If I simplify the whole process, it looks like this:

Keep the early conversation open and exploratory.
Use stronger models and higher reasoning for architecture and ambiguous decisions.
Lock the implementation plan and record the rationale.
Turn the plan into sprint epics and concrete tasks.
Ask the agent to implement one task at a time.
Review every task carefully.
Be extremely attentive to unit tests and edge cases.

That is the difference between using AI as autocomplete and using it as an engineering partner.

A simple rule: Never let the agent earn the right to implement by writing lots of code. Let it earn the right by showing a sound plan, clear tradeoffs, and a test strategy you trust.

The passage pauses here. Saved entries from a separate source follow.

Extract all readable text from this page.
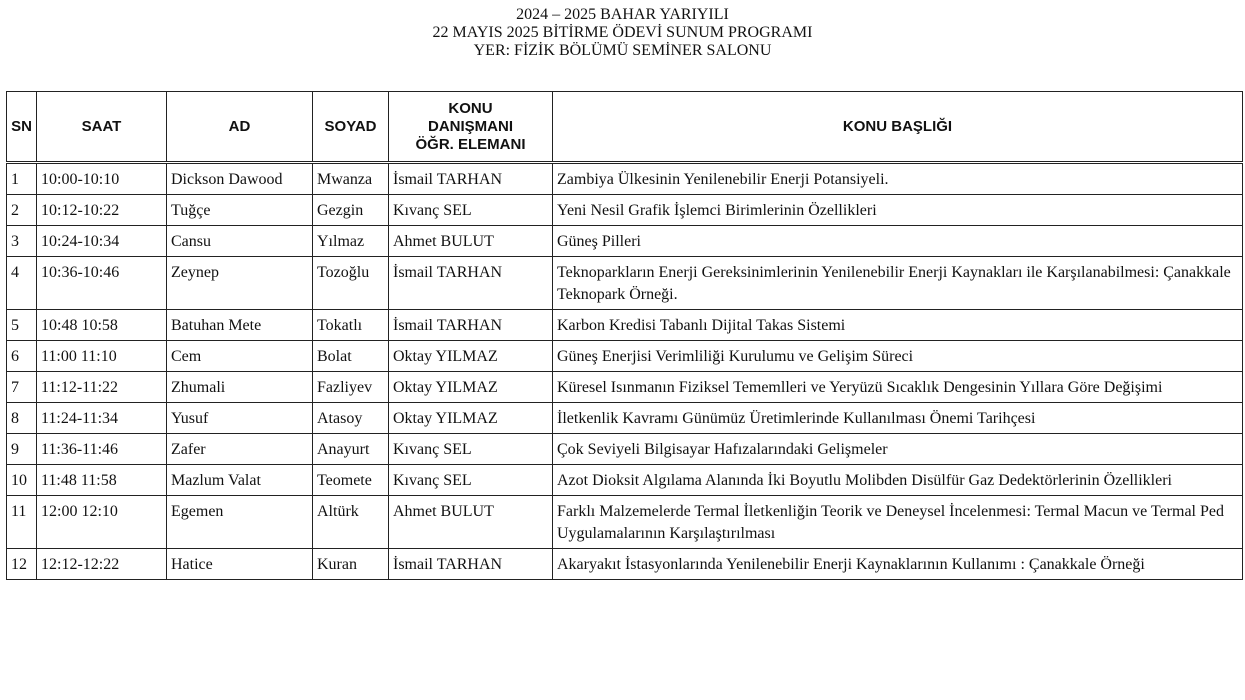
2024 – 2025 BAHAR YARIYILI
22 MAYIS 2025 BİTİRME ÖDEVİ SUNUM PROGRAMI
YER: FİZİK BÖLÜMÜ SEMİNER SALONU
SN	SAAT	AD	SOYAD	KONU
DANIŞMANI
ÖĞR. ELEMANI	KONU BAŞLIĞI
1	10:00-10:10	Dickson Dawood	Mwanza	İsmail TARHAN	Zambiya Ülkesinin Yenilenebilir Enerji Potansiyeli.
2	10:12-10:22	Tuğçe	Gezgin	Kıvanç SEL	Yeni Nesil Grafik İşlemci Birimlerinin Özellikleri
3	10:24-10:34	Cansu	Yılmaz	Ahmet BULUT	Güneş Pilleri
4	10:36-10:46	Zeynep	Tozoğlu	İsmail TARHAN	Teknoparkların Enerji Gereksinimlerinin Yenilenebilir Enerji Kaynakları ile Karşılanabilmesi: Çanakkale Teknopark Örneği.
5	10:48 10:58	Batuhan Mete	Tokatlı	İsmail TARHAN	Karbon Kredisi Tabanlı Dijital Takas Sistemi
6	11:00 11:10	Cem	Bolat	Oktay YILMAZ	Güneş Enerjisi Verimliliği Kurulumu ve Gelişim Süreci
7	11:12-11:22	Zhumali	Fazliyev	Oktay YILMAZ	Küresel Isınmanın Fiziksel Tememlleri ve Yeryüzü Sıcaklık Dengesinin Yıllara Göre Değişimi
8	11:24-11:34	Yusuf	Atasoy	Oktay YILMAZ	İletkenlik Kavramı Günümüz Üretimlerinde Kullanılması Önemi Tarihçesi
9	11:36-11:46	Zafer	Anayurt	Kıvanç SEL	Çok Seviyeli Bilgisayar Hafızalarındaki Gelişmeler
10	11:48 11:58	Mazlum Valat	Teomete	Kıvanç SEL	Azot Dioksit Algılama Alanında İki Boyutlu Molibden Disülfür Gaz Dedektörlerinin Özellikleri
11	12:00 12:10	Egemen	Altürk	Ahmet BULUT	Farklı Malzemelerde Termal İletkenliğin Teorik ve Deneysel İncelenmesi: Termal Macun ve Termal Ped Uygulamalarının Karşılaştırılması
12	12:12-12:22	Hatice	Kuran	İsmail TARHAN	Akaryakıt İstasyonlarında Yenilenebilir Enerji Kaynaklarının Kullanımı : Çanakkale Örneği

Where People Usually Go Wrong

Most failures come from one of these habits:

Starting implementation before the idea is clear
Asking for huge end-to-end builds in one shot
Not writing down decisions and tradeoffs
Skipping review because the output "looks right"
Treating tests as optional or low priority

If you fix those five things, your success rate with Claude Code or Codex goes up immediately.

Final Thought

The best way to use Claude Code or Codex is not to hand over the keyboard and hope for the best.

Use them for what they are exceptionally good at: executing clearly defined work, moving fast through mechanical implementation, and helping you maintain momentum.

But keep ownership of the hard parts: the architecture, the planning, the sequencing, the review, and especially the tests.

That is where good software still gets made.